Younger members of the Jamat also contribute enthusiastically. Volunteering from an early age is a value that has been encouraged by older generations over time. Dedicating time and effort in helping others, both inside and outside the Jamatkhana space, being part of the shoes or kitchen committee, supporting the boards or simply helping others, are just a few examples. Walking through the Ismaili Centre Lisbon, one often comes across young Scouts and Guides diligently running drills or learning new skills.

Samir Ismail, 20, has been serving as a volunteer for more than three years. He describes volunteering as a distinctive value in the Ismaili community. 
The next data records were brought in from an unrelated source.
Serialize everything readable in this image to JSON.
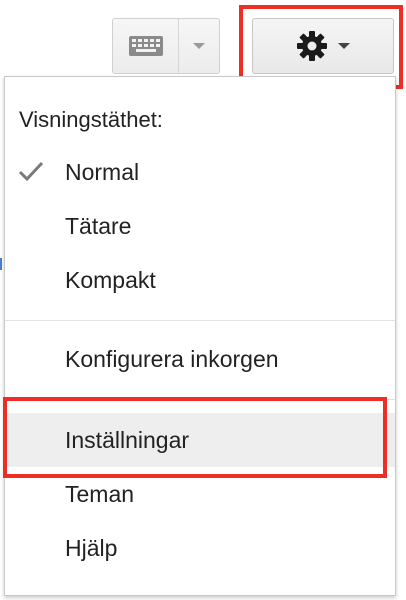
{
  "toolbar": {
    "keyboard_icon": "keyboard-icon",
    "dropdown_icon": "chevron-down-icon",
    "settings_icon": "gear-icon"
  },
  "menu": {
    "heading": "Visningstäthet:",
    "density_options": [
      {
        "label": "Normal",
        "selected": true
      },
      {
        "label": "Tätare",
        "selected": false
      },
      {
        "label": "Kompakt",
        "selected": false
      }
    ],
    "configure_inbox": "Konfigurera inkorgen",
    "items": [
      {
        "label": "Inställningar",
        "highlighted": true
      },
      {
        "label": "Teman",
        "highlighted": false
      },
      {
        "label": "Hjälp",
        "highlighted": false
      }
    ]
  },
  "colors": {
    "highlight_box": "#ee2d24",
    "hover_row": "#eeeeee",
    "text": "#222222"
  }
}
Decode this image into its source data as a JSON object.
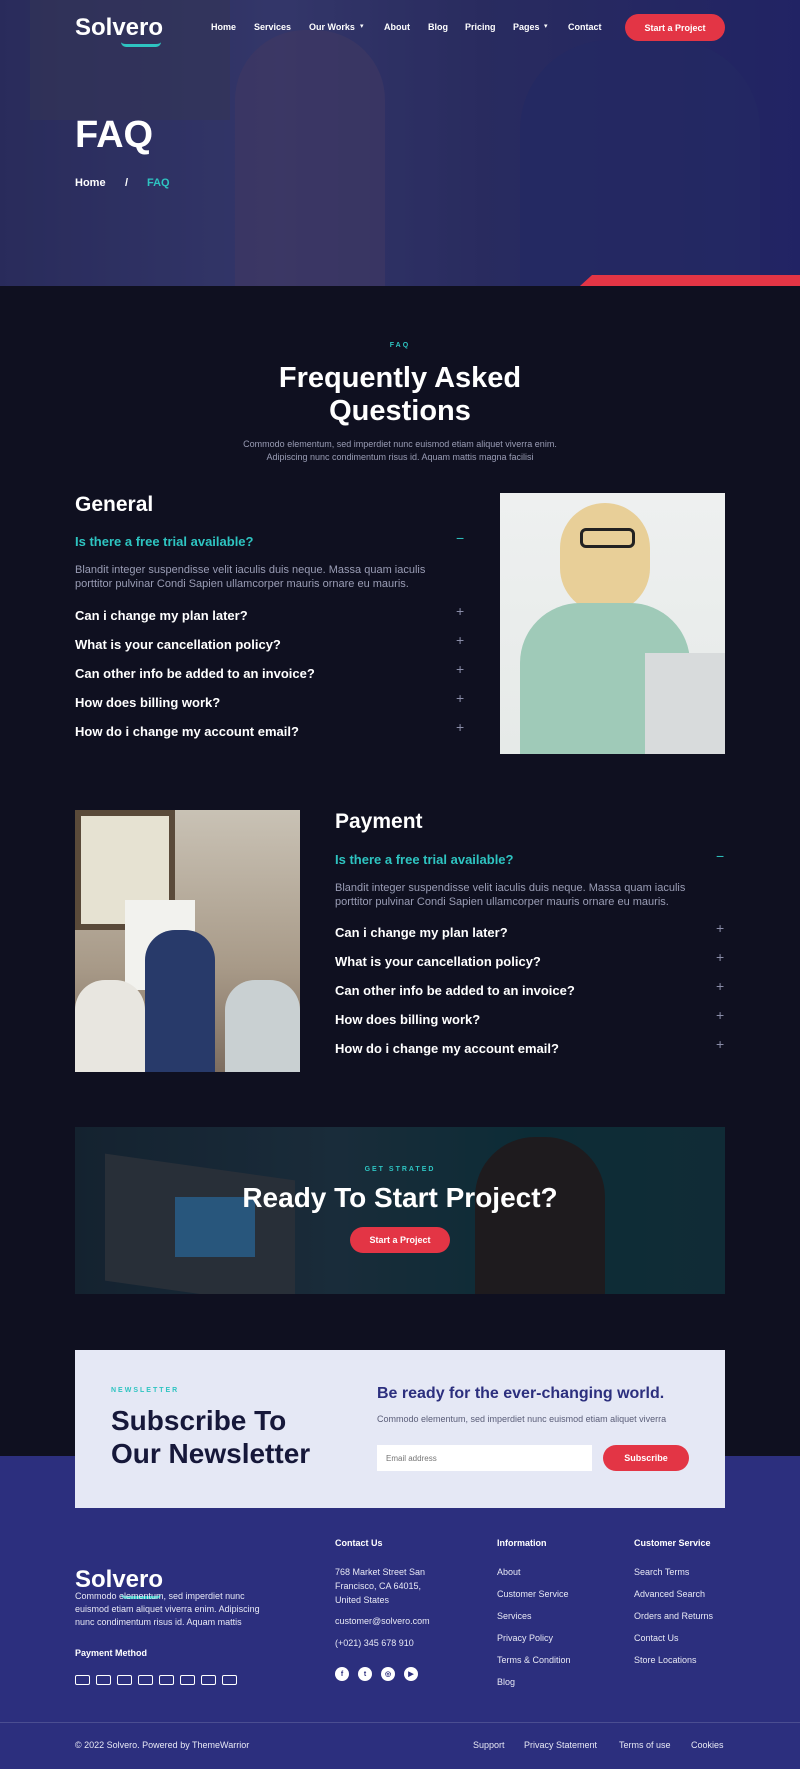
{
  "brand": {
    "name": "Solvero"
  },
  "nav": {
    "items": [
      "Home",
      "Services",
      "Our Works",
      "About",
      "Blog",
      "Pricing",
      "Pages",
      "Contact"
    ],
    "cta": "Start a Project"
  },
  "hero": {
    "title": "FAQ",
    "crumb_home": "Home",
    "crumb_sep": "/",
    "crumb_current": "FAQ"
  },
  "faq_section": {
    "tag": "FAQ",
    "title_1": "Frequently Asked",
    "title_2": "Questions",
    "desc_1": "Commodo elementum, sed imperdiet nunc euismod etiam aliquet viverra enim.",
    "desc_2": "Adipiscing nunc condimentum risus id. Aquam mattis magna facilisi"
  },
  "general": {
    "title": "General",
    "active_q": "Is there a free trial available?",
    "answer_1": "Blandit integer suspendisse velit iaculis duis neque. Massa quam iaculis",
    "answer_2": "porttitor pulvinar Condi Sapien ullamcorper mauris ornare eu mauris.",
    "questions": [
      "Can i change my plan later?",
      "What is your cancellation policy?",
      "Can other info be added to an invoice?",
      "How does billing work?",
      "How do i change my account email?"
    ],
    "minus": "−",
    "plus": "+"
  },
  "payment": {
    "title": "Payment",
    "active_q": "Is there a free trial available?",
    "answer_1": "Blandit integer suspendisse velit iaculis duis neque. Massa quam iaculis",
    "answer_2": "porttitor pulvinar Condi Sapien ullamcorper mauris ornare eu mauris.",
    "questions": [
      "Can i change my plan later?",
      "What is your cancellation policy?",
      "Can other info be added to an invoice?",
      "How does billing work?",
      "How do i change my account email?"
    ],
    "minus": "−",
    "plus": "+"
  },
  "cta": {
    "tag": "GET STRATED",
    "title": "Ready To Start Project?",
    "button": "Start a Project"
  },
  "newsletter": {
    "tag": "NEWSLETTER",
    "title_1": "Subscribe To",
    "title_2": "Our Newsletter",
    "right_title": "Be ready for the ever-changing world.",
    "right_desc": "Commodo elementum, sed imperdiet nunc euismod etiam aliquet viverra",
    "placeholder": "Email address",
    "button": "Subscribe"
  },
  "footer": {
    "desc_1": "Commodo elementum, sed imperdiet nunc",
    "desc_2": "euismod etiam aliquet viverra enim. Adipiscing",
    "desc_3": "nunc condimentum risus id. Aquam mattis",
    "payment_label": "Payment Method",
    "contact": {
      "title": "Contact Us",
      "addr_1": "768 Market Street San",
      "addr_2": "Francisco, CA 64015,",
      "addr_3": "United States",
      "email": "customer@solvero.com",
      "phone": "(+021) 345 678 910"
    },
    "info": {
      "title": "Information",
      "links": [
        "About",
        "Customer Service",
        "Services",
        "Privacy Policy",
        "Terms & Condition",
        "Blog"
      ]
    },
    "service": {
      "title": "Customer Service",
      "links": [
        "Search Terms",
        "Advanced Search",
        "Orders and Returns",
        "Contact Us",
        "Store Locations"
      ]
    },
    "copyright": "© 2022 Solvero. Powered by ThemeWarrior",
    "bottom_links": [
      "Support",
      "Privacy Statement",
      "Terms of use",
      "Cookies"
    ]
  },
  "colors": {
    "accent": "#2ec4c1",
    "red": "#e33545",
    "footer": "#2c2f7e",
    "dark": "#0f1020"
  }
}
“It allows me to use my skills to serve the community, having a direct impact on people's lives and the achievement of institutional goals, whilst also being an opportunity for learning and for personal enrichment,” Samir said. “The happiest moment I have ever experienced as an Ismaili volunteer was definitely the Diamond Jubilee Celebration in Lisbon. The dedicated and unconditional work of all volunteers — from several countries — resulted in an unparalleled event. It was a significant milestone in the history of our community that created a legacy to be continued by future generations.” 

Samir believes that volunteering has positively impacted his life and recognises its importance in his personal development. 

“Voluntary work has become essential in my life as a way of exercising citizenship. It lets me be creative and supportive, and enables me to recognise problems and act quickly, thoughtfully, and effectively. It helps me to develop skills such as self-confidence, responsibility, and team spirit.”

Rizvana Sadrudin started volunteering when she was 18 years old and feels very fulfilled when she volunteers. She encourages others to join the IVC as the Jamat in Portugal continues to grow.

“To the younger members of the Jamat, I would suggest you volunteer. Not only because we need more volunteers, but also since you bring different and new abilities to the table. Becoming a volunteer will benefit your own lives, the way you view the world and the way you face it. It is an enriching experience and provides a fountain of knowledge.”

Ismaili volunteers can be proud of themselves for their service, their time, generosity, effort, and selfless contributions. As Khalil Gibran once said, “You give but little when you give of your possessions. It is when you give of yourself that you truly give.”